Recently, I bought a new Core 2 Duo to replace my Pentium D Extreme Edition. I installed my new CPU and my system wouldn't boot in other words the fans were spinning but my display was blank, so I tried reinstalling my old CPU to see if it would work again and it still wouldn't boot. Anyways, I fixed it by removing a stick of ram out of the 3 sticks and it worked which is weird because before I tried upgrading it worked fine with 3 sticks. All 3 sticks of RAM are working. If I put it in different orders such as 1 stick on the first slot and the 2nd stick on the 3rd slot it wouldn't work, it would only work if the the 1st stick was in the 1st slot and the 2nd stick was in the second slot. Now, why doesn't it work with 3 sticks of RAM anymore? Motherboard: ASUS P5B-E
It expects matched pairings in the memory channels... If I recall, C2D can only handle Dual Channel memory...

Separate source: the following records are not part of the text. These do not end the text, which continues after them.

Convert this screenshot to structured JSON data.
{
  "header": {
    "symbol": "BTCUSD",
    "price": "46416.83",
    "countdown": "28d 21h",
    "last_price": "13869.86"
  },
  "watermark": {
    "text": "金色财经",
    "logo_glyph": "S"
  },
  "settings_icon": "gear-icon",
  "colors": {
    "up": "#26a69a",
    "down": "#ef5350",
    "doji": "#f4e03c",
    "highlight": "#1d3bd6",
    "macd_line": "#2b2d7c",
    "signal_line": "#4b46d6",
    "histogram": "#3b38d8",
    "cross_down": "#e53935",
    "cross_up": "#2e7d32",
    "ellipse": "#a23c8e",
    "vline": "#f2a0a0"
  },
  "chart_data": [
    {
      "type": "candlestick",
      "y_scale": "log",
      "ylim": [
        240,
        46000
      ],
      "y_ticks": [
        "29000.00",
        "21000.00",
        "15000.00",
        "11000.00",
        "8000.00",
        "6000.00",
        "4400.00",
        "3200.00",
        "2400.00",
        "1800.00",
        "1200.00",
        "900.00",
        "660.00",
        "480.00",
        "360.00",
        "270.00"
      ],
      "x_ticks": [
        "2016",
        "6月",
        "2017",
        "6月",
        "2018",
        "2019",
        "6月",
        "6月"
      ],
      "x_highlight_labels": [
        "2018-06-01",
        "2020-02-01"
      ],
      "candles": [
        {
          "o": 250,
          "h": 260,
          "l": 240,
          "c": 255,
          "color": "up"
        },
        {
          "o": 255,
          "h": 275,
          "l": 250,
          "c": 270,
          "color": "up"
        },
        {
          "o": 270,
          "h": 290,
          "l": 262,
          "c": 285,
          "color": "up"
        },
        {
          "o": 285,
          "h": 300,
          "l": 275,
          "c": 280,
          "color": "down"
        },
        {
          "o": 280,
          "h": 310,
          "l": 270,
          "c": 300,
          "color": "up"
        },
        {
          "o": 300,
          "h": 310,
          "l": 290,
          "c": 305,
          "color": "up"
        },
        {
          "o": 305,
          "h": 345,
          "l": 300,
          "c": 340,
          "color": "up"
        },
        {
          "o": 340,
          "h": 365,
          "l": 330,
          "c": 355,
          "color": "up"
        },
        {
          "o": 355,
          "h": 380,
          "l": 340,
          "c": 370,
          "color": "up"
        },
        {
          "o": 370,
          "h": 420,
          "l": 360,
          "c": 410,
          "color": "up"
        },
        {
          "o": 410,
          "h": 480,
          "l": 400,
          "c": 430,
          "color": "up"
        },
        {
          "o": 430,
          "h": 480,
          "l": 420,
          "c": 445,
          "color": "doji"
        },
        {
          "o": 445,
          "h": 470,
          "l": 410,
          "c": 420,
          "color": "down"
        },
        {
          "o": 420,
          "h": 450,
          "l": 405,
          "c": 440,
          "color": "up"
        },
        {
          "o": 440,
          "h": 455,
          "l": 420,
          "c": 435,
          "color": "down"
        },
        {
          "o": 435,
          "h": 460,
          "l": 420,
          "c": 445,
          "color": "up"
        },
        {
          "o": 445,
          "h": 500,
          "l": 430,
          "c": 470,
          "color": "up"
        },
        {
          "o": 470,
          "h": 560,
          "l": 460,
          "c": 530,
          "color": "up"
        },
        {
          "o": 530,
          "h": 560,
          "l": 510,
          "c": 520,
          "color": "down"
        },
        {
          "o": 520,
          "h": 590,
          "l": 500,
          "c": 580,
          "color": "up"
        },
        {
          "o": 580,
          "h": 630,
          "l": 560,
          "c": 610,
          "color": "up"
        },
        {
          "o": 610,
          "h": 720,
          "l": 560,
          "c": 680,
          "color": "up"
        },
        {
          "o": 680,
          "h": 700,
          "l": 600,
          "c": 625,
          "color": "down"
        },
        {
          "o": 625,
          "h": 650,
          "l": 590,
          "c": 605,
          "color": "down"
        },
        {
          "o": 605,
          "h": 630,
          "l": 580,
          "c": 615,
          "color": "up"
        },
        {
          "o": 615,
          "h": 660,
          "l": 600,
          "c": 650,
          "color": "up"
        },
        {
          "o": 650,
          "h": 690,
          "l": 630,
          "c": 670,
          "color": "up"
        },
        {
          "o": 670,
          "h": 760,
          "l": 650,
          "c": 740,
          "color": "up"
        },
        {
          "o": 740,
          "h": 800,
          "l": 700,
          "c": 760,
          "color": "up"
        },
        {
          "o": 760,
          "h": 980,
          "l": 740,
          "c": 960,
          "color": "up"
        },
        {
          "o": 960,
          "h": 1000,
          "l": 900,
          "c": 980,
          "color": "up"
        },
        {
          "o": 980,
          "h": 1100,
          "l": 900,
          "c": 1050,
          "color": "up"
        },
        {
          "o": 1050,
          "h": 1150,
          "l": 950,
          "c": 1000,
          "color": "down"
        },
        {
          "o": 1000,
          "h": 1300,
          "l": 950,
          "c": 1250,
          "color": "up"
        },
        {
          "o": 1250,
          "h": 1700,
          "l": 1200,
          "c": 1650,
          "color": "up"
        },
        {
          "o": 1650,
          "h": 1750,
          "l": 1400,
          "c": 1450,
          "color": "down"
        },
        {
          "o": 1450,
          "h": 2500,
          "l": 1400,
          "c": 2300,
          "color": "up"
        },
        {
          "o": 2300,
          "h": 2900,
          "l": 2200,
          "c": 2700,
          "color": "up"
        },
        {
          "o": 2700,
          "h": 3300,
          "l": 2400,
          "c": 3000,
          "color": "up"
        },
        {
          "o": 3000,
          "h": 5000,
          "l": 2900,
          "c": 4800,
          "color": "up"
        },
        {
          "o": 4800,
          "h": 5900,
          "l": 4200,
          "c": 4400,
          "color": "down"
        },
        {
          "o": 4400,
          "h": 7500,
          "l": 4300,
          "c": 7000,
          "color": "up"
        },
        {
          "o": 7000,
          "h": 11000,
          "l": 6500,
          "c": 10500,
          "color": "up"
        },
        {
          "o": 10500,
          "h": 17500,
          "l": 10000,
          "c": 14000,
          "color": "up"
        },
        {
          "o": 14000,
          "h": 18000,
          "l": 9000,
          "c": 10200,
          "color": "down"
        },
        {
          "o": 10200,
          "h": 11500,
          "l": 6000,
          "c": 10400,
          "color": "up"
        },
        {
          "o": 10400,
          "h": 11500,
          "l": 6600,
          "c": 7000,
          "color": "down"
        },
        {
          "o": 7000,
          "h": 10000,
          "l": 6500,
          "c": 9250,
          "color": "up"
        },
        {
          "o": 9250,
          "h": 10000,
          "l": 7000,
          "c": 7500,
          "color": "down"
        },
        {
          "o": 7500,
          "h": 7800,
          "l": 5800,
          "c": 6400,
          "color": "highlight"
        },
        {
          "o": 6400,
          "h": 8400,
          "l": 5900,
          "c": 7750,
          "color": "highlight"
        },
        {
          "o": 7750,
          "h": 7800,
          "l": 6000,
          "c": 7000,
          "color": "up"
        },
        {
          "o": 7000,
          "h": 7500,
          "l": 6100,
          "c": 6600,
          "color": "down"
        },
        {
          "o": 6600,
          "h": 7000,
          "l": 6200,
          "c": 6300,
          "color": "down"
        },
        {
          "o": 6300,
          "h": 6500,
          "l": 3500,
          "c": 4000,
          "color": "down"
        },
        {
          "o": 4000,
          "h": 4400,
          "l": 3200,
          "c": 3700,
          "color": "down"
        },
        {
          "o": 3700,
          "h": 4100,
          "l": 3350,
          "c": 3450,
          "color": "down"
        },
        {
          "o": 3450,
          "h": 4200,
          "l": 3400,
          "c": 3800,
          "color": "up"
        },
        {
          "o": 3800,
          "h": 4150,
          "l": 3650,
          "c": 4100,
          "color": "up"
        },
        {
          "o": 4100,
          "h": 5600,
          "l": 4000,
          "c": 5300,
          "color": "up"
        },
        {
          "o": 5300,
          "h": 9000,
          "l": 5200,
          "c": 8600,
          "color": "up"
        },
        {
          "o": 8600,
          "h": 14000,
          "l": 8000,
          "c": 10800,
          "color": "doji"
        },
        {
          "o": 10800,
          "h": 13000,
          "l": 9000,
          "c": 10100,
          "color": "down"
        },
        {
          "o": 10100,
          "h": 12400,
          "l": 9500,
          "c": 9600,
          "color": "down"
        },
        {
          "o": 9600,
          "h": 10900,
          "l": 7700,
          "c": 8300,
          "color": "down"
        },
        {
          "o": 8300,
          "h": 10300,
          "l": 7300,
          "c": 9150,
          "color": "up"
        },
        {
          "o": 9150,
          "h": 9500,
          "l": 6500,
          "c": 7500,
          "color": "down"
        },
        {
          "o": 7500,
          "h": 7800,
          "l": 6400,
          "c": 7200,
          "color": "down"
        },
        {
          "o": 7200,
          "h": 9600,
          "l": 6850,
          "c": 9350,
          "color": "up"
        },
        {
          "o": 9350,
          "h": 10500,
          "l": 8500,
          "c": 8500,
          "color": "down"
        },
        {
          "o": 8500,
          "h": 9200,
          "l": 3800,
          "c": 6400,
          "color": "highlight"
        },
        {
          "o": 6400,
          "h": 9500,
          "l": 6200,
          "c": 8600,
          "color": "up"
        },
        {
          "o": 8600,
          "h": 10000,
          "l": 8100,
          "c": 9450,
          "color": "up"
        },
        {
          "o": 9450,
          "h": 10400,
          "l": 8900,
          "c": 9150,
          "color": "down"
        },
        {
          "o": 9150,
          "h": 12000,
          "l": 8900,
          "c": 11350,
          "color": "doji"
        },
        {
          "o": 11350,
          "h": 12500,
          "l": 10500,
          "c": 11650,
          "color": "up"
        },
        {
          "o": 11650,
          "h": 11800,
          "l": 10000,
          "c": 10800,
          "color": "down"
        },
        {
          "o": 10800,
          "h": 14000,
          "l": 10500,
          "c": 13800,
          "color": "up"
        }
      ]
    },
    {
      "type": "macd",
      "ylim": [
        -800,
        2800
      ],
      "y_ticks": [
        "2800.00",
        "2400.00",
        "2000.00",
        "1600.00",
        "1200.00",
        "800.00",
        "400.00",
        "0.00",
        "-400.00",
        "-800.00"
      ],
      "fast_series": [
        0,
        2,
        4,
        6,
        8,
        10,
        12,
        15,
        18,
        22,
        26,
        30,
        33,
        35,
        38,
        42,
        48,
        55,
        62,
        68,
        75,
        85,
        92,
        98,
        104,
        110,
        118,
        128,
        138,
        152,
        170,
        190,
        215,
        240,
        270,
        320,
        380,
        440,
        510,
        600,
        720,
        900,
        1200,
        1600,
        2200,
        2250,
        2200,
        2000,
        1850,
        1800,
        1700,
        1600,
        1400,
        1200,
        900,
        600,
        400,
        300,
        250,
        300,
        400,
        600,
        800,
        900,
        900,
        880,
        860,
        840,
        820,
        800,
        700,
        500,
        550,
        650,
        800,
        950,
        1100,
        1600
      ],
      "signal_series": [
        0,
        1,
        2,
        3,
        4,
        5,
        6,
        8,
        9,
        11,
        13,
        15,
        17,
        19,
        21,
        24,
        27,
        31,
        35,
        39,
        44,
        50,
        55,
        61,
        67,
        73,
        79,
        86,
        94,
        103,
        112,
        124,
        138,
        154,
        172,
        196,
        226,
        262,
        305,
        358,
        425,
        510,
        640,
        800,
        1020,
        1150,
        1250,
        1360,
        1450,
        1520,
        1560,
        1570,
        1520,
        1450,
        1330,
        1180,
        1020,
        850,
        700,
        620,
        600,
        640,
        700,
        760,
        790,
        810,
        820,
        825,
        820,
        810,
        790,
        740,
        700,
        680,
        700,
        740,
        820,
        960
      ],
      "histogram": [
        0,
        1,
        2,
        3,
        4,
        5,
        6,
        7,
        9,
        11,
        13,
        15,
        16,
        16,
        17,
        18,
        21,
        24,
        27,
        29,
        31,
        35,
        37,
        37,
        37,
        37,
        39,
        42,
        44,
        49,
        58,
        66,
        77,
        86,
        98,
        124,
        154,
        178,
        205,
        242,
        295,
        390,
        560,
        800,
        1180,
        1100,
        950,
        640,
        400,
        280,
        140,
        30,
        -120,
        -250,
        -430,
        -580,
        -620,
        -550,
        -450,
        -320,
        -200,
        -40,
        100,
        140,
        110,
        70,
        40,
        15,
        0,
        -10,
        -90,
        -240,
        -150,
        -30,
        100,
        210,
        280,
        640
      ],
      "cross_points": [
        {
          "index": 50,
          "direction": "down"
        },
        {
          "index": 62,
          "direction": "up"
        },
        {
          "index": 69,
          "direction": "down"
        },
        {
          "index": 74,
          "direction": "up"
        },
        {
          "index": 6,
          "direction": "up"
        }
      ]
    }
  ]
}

Well, it doesn't work with either my old Pentium D Extreme Edition or my Core 2 Duo so that can't be it since it worked before. Actually, both sticks are in the same channel meaning its single channel if I put 1 stick in the first channel and 1 stick in the other channel meaning dual channel my computer won't boot. Core 2 Duo supports single channel and dual channel. In other words, when I put them on dual channel it doesn't work but when I put them on single channel they work. The RAM is identical. Edit: I got it to boot into Windows on dual channel but it is very unstable and BSODs.
First thing is to run Memtest86+ to check the memory is OK. When you changed processors, did you first set the BIOS to auto-recognise everything?
Well.. I'm pretty sure the RAM is okay since it works perfectly fine in single channel mode but the second I put it on dual channel mode it Windows BSOD right after it boots. The BIOS settings are set to the defaults.
I would agree with the above tbh - although it is a little tricky. Is the C2D compatible with the mobo in the first place?
good question krittit http://support.asus.com/cpusupport/cpusupport.aspx?SLanguage=en-us&model=P5B-E that should answer it. His sig says the E8400 (if you go by clock speed(and i dont know if its overclocked)) which is supported. but the bios number looks pretty high.
I bought a new motherboard (ASUS P5Q Pro), graphics card (GeForce GX2), and RAM. When I boot my PC, right when it hits the Windows loading screen it BSODs even in safe-mode.